Last week the former Oakdale resident, who now lives in South Dakota, was back in Sydney for a brief visit.
In December 2008, Hanby-Zilverberg won the Rookie of the World in the Women's Professional Rodeo Association for team roping heeling and she has just competed in the Minnesota rodeo finals.
``I won a round in the team roping, which was aired on TV numerous times over the US and I became known as the Aussie redhead with the white horse who could rope,'' Hanby-Zilverberg said.

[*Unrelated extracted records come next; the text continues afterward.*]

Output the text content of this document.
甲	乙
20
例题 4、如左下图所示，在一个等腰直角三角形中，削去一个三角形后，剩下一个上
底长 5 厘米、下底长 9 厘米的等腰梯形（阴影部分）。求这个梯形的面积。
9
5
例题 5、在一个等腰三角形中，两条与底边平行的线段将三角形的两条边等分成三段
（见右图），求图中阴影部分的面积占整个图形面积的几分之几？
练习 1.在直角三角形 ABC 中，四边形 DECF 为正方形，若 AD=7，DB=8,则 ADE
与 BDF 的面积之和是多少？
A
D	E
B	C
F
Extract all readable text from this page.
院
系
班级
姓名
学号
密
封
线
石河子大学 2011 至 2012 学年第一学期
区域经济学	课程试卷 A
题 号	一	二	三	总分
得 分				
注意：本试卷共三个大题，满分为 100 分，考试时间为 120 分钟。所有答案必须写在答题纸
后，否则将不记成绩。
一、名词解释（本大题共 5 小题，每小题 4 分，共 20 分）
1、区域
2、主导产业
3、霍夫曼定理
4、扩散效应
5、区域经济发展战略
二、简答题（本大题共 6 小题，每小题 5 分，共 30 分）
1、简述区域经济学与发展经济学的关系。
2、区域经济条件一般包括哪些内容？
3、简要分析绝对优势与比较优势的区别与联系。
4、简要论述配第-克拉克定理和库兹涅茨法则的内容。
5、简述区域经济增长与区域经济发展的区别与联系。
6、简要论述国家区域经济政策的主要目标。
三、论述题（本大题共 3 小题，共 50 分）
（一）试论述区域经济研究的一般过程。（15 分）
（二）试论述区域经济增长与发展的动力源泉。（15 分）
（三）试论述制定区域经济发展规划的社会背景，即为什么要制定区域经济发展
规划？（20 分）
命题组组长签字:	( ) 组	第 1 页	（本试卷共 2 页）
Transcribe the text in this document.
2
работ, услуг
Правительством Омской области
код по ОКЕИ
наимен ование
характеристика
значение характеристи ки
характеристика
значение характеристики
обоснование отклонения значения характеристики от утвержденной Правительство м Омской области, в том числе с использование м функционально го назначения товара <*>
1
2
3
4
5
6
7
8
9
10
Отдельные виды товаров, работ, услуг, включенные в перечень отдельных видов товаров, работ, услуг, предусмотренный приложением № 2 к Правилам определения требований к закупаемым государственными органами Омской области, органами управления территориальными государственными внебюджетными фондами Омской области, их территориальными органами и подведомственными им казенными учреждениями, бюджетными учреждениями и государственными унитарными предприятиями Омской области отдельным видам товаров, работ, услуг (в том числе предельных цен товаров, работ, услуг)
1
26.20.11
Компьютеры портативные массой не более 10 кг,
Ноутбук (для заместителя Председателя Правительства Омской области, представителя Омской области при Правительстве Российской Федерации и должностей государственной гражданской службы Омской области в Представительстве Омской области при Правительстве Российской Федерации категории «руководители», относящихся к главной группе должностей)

She grew up in Oakdale and attended Camden High School. Hanby-Zilverberg was a Wollondilly youth development officer between 1982 and 1992 and worked for Macarthur Disability Services in 1995.
She first went to the United States to study sports science on exchange and met and married a South Dakotan. They lived in Oakdale for nine years,
In 2007, Hanby-Zilverberg was told that her mother Lorraine had pancreatic cancer.
She spent the last two months of her mother's life with her and was told to win a world title in the National Senior Pro Rodeo Association Circuit, which she did before her mother died in January 2008.
Team roping began when cattle needed to be doctored and branded.
One cowboy would rope the horns and the other would rope the back legs before laying the animal down to give an injection or mark it.
In the rodeo event, a steer comes out of a chute with a head start and a team of two ride either side to catch up and rope it by the horns and back legs.
On November 9 to 14, Hanby-Zilverberg will compete in the team-roping competition and the women's tie-down roping in the Women's Professional Rodeo Association World Championship finals in Tulsa, Oklahoma.